I hadn't been in a Big Lots for well over a year so we dropped off Big
Sis and Little Sis and I headed on over, as the youngest put it so eloquently
to "buy stuff we don’t need".
As we
trolled the aisles we found tons of crap nobody needs, she was right about that,
and as it turned out we didn't buy anything we didn't need. I bought two packages of Crystal Light
lemonade for a dollar each, a small bottle of Pantene shampoo & conditioner
for 65¢ and a hair brush for $2.50 to replace the one belonging to the
youngest. She accidentally sat on it and
broke the handle off last month.
My
daughter was quick to point out the electric hard boiled egg maker. I agreed with her that it seemed a little
silly to buy an entire appliance that is only good for making hard boiled eggs. She then picked up a strange looking tubular
device that we figured out was used for uncorking wine. She didn't think it would fit in any of our
drawers and she was correct. My wine
corker fits in the palm of my hand.
After
going up and down all the aisles, some more than once, we went over to the
furniture department and tried out all the beds. I didn't find a single one that convinced me
I'd get a better night's sleep if I bought it.
We checked out the leather bound recliners and huge sofas with all their
coffee and end tables and lamps. I began
to feel ill.
I sat
down on one of the couches and surveyed the vast expanse of floor space crammed
full of wonderful home décor options and furnishings.

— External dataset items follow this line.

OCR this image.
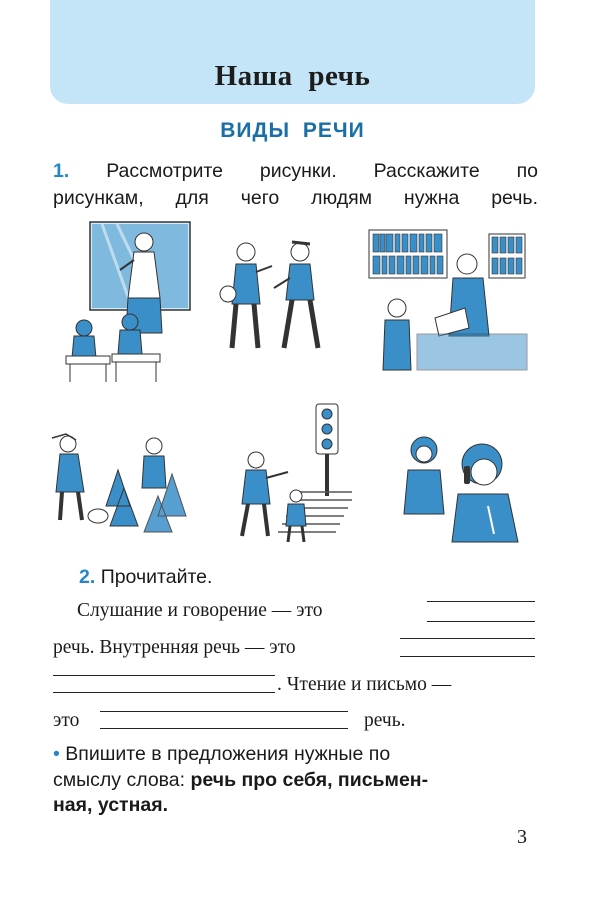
Наша речь
ВИДЫ РЕЧИ
1. Рассмотрите рисунки. Расскажите по
рисункам, для чего людям нужна речь.
2. Прочитайте.
Слушание и говорение — это
речь. Внутренняя речь — это
. Чтение и письмо —
это	речь.
• Впишите в предложения нужные по
смыслу слова: речь про себя, письмен-
ная, устная.
3
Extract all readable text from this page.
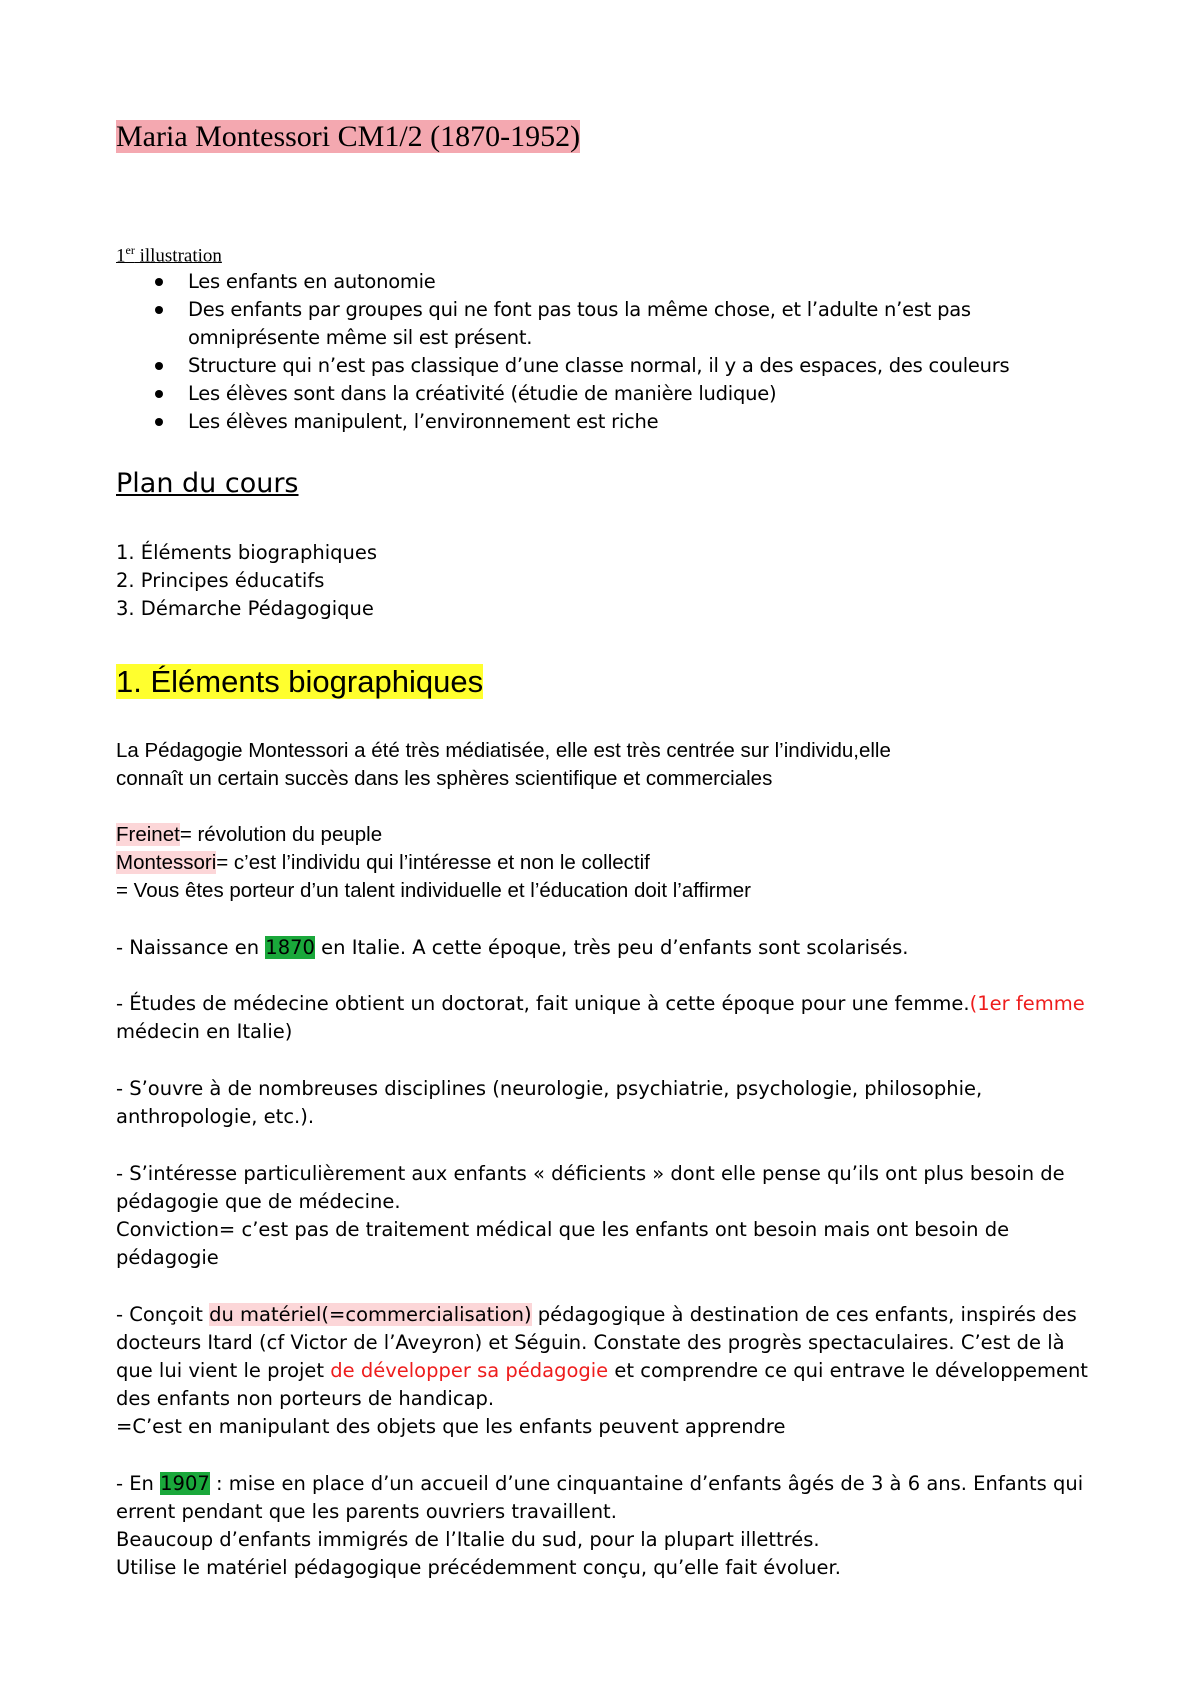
Maria Montessori CM1/2 (1870-1952)
1er illustration
Les enfants en autonomie
Des enfants par groupes qui ne font pas tous la même chose, et l’adulte n’est pas
omniprésente même sil est présent.
Structure qui n’est pas classique d’une classe normal, il y a des espaces, des couleurs
Les élèves sont dans la créativité (étudie de manière ludique)
Les élèves manipulent, l’environnement est riche
Plan du cours
1. Éléments biographiques
2. Principes éducatifs
3. Démarche Pédagogique
1. Éléments biographiques
La Pédagogie Montessori a été très médiatisée, elle est très centrée sur l’individu,elle
connaît un certain succès dans les sphères scientifique et commerciales
Freinet= révolution du peuple
Montessori= c’est l’individu qui l’intéresse et non le collectif
= Vous êtes porteur d’un talent individuelle et l’éducation doit l’affirmer
- Naissance en 1870 en Italie. A cette époque, très peu d’enfants sont scolarisés.
- Études de médecine obtient un doctorat, fait unique à cette époque pour une femme.(1er femme
médecin en Italie)
- S’ouvre à de nombreuses disciplines (neurologie, psychiatrie, psychologie, philosophie,
anthropologie, etc.).
- S’intéresse particulièrement aux enfants « déficients » dont elle pense qu’ils ont plus besoin de
pédagogie que de médecine.
Conviction= c’est pas de traitement médical que les enfants ont besoin mais ont besoin de
pédagogie
- Conçoit du matériel(=commercialisation) pédagogique à destination de ces enfants, inspirés des
docteurs Itard (cf Victor de l’Aveyron) et Séguin. Constate des progrès spectaculaires. C’est de là
que lui vient le projet de développer sa pédagogie et comprendre ce qui entrave le développement
des enfants non porteurs de handicap.
=C’est en manipulant des objets que les enfants peuvent apprendre
- En 1907 : mise en place d’un accueil d’une cinquantaine d’enfants âgés de 3 à 6 ans. Enfants qui
errent pendant que les parents ouvriers travaillent.
Beaucoup d’enfants immigrés de l’Italie du sud, pour la plupart illettrés.
Utilise le matériel pédagogique précédemment conçu, qu’elle fait évoluer.
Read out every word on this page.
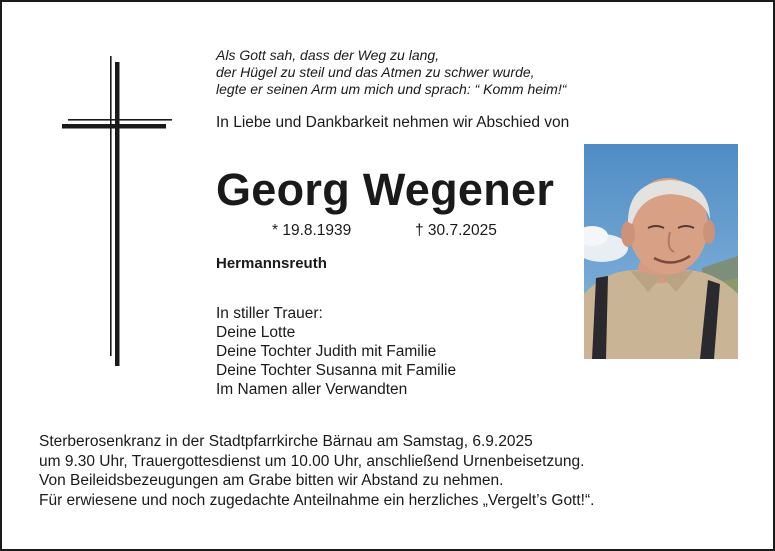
Als Gott sah, dass der Weg zu lang,
der Hügel zu steil und das Atmen zu schwer wurde,
legte er seinen Arm um mich und sprach: “ Komm heim!“
In Liebe und Dankbarkeit nehmen wir Abschied von
Georg Wegener
* 19.8.1939	† 30.7.2025
Hermannsreuth
In stiller Trauer:
Deine Lotte
Deine Tochter Judith mit Familie
Deine Tochter Susanna mit Familie
Im Namen aller Verwandten
Sterberosenkranz in der Stadtpfarrkirche Bärnau am Samstag, 6.9.2025
um 9.30 Uhr, Trauergottesdienst um 10.00 Uhr, anschließend Urnenbeisetzung.
Von Beileidsbezeugungen am Grabe bitten wir Abstand zu nehmen.
Für erwiesene und noch zugedachte Anteilnahme ein herzliches „Vergelt’s Gott!“.
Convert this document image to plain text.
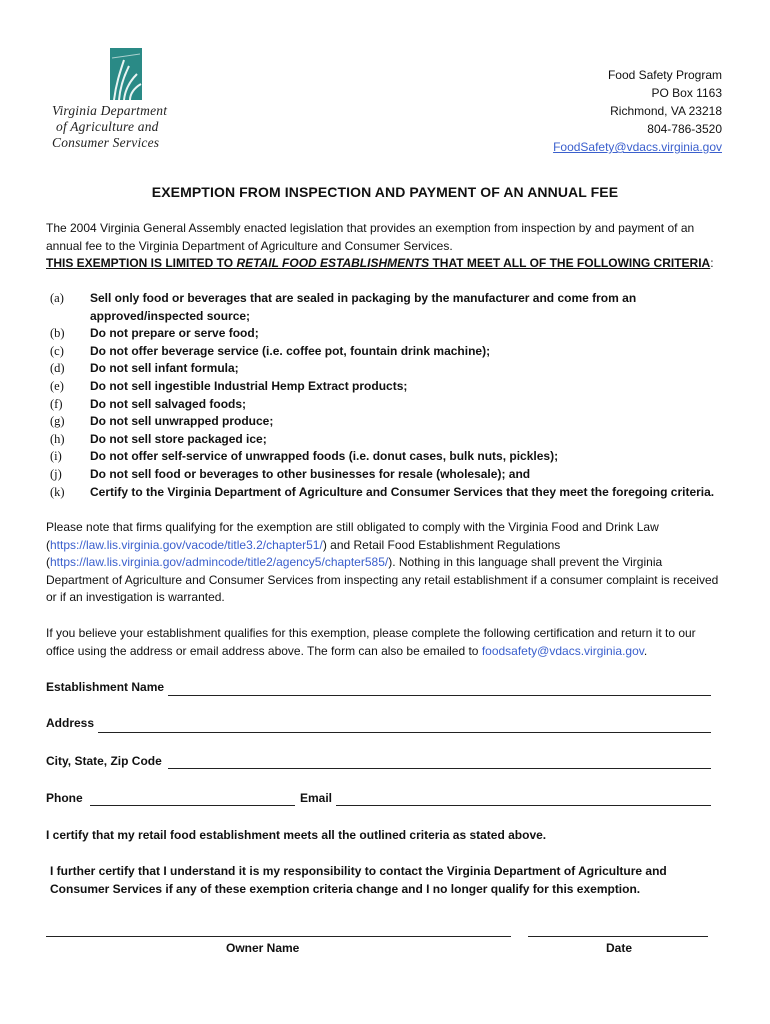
Virginia Department
of Agriculture and
Consumer Services
Food Safety Program
PO Box 1163
Richmond, VA 23218
804-786-3520
FoodSafety@vdacs.virginia.gov
EXEMPTION FROM INSPECTION AND PAYMENT OF AN ANNUAL FEE
The 2004 Virginia General Assembly enacted legislation that provides an exemption from inspection by and payment of an annual fee to the Virginia Department of Agriculture and Consumer Services.
THIS EXEMPTION IS LIMITED TO RETAIL FOOD ESTABLISHMENTS THAT MEET ALL OF THE FOLLOWING CRITERIA:
(a)	Sell only food or beverages that are sealed in packaging by the manufacturer and come from an approved/inspected source;
(b)	Do not prepare or serve food;
(c)	Do not offer beverage service (i.e. coffee pot, fountain drink machine);
(d)	Do not sell infant formula;
(e)	Do not sell ingestible Industrial Hemp Extract products;
(f)	Do not sell salvaged foods;
(g)	Do not sell unwrapped produce;
(h)	Do not sell store packaged ice;
(i)	Do not offer self-service of unwrapped foods (i.e. donut cases, bulk nuts, pickles);
(j)	Do not sell food or beverages to other businesses for resale (wholesale); and
(k)	Certify to the Virginia Department of Agriculture and Consumer Services that they meet the foregoing criteria.
Please note that firms qualifying for the exemption are still obligated to comply with the Virginia Food and Drink Law (https://law.lis.virginia.gov/vacode/title3.2/chapter51/) and Retail Food Establishment Regulations (https://law.lis.virginia.gov/admincode/title2/agency5/chapter585/). Nothing in this language shall prevent the Virginia Department of Agriculture and Consumer Services from inspecting any retail establishment if a consumer complaint is received or if an investigation is warranted.
If you believe your establishment qualifies for this exemption, please complete the following certification and return it to our office using the address or email address above. The form can also be emailed to foodsafety@vdacs.virginia.gov.
Establishment Name
Address
City, State, Zip Code
Phone	Email
I certify that my retail food establishment meets all the outlined criteria as stated above.
I further certify that I understand it is my responsibility to contact the Virginia Department of Agriculture and Consumer Services if any of these exemption criteria change and I no longer qualify for this exemption.
Owner Name	Date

All I could think about was how heavy
everything would be to move to vacuum under or rearrange. How it would take more than one strong
individual to pick up that sofa or king sized bed and move it into a home or
apartment. The thought that I couldn't
pick up and move most of this stuff myself was a harsh reality. I literally felt nauseous.
I need
to be able to maintain my independence and not be hampered by large heavy
pieces of anything. In my mind those
large and heavy pieces not only represented a physical burden but an emotional
one as well. I think it will be
important for me in the future to remember that if I can't pick it up and move
it myself I probably don't want it. I'm
sure I can furnish a home that way.
We paid
for our few little items and got back in the car. We had only killed an hour but we decided to
go back to the school parking lot and have a conversation instead. We also decided to bring the Farkle game with
us next time.
I'm glad that you have these reminders to show you that you like your new life. Your little one must be just like her Mama.